The purified DNA was quantified (Qubit) and analysed by Femto Pulse (Agilent) (Figure 3A) and library preparation was performed by ligation of sequencing adapters, as described in the legacy protocol. The libraries were sequenced on PromethION R10.4.1 flow cells with the minimum read length set to 20 bp. We recorded the read length and flow cell output (Table 2 and Figure 3B). Reads were aligned using Minimap2. Raw reads and primary alignments were binned into nucleosomal peaks and the proportion of data in each peak was compared to the fragment lengths of the size selected material determined by the Femto Pulse (Agilent) (Figure 4).

cfDNA long lib optimisiation Table 1 v2 Table 1. cfDNA recoveries from extractions of 5 ml and 10 ml of human plasma. Technical replicates were pooled per volume, with total ng inputs for sequencing libraries indicated by the average yield.


cfDNA long lib optimisiation Table 2 Table 2. Library preparation and sequencing statistics for cfDNA libraries prepared in this study.
* The "Approximate Flow cell load (fmol)” is calculated (retrospectively) using the measured read N50 (bases) and the library yield (ng) : mol loaded = mass loaded / (read N50 x 660 Da).


cfDNA long lib optimisiation 2 Figure 2. Fragment length profile of extracted cfDNA. Femto Pulse profile (Panel A) and stacked bar chart (Panel B) showing the distribution of nucleosomal peaks 1-4.


cfDNA long lib optimisiation 3 Figure 3. Fragment length and sequencing read length profile of size selected cfDNA (extracted from 5 ml plasma).
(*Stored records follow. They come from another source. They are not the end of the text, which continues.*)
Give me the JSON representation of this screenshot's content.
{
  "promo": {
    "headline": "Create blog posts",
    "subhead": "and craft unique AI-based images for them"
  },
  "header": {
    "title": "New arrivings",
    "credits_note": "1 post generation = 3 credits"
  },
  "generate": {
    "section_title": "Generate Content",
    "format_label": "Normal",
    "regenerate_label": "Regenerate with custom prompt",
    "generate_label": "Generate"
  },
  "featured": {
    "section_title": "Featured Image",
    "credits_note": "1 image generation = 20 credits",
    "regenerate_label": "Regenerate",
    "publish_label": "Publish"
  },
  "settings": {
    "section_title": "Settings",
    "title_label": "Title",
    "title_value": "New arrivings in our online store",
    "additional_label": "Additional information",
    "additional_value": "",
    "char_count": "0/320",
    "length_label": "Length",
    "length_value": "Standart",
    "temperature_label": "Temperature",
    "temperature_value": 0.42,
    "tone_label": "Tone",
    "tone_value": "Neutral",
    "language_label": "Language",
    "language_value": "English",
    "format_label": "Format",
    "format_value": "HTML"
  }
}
Panel A: Fragment length profiles were determined using the Femto Pulse system (Agilent). Panel B: Read length profiles were determined by preparing LSK114 libraries and sequencing on PromethION. Similar profiles were obtained for cfDNA extracted from 10 ml of plasma (data not shown).


Fragment Length Stacked Figure 4 Figure 4. Representation of the different nucleosome peaks (1-4) with varying degrees of size selection. cfDNA was extracted from 5 mL of plasma and prepared for sequencing using different ratios of AXP during the library preparation. Fragment length (F), read length (R) and alignment length (A) are shown for each condition.


Discussion

We find that by altering the AMPure XP Beads (AXP) ratio, it is possible to achieve enrichment of longer fragments, and the fragment length profile observed after end-prep closely matches both the sequence and aligned read lengths obtained (Figures 3 & 4).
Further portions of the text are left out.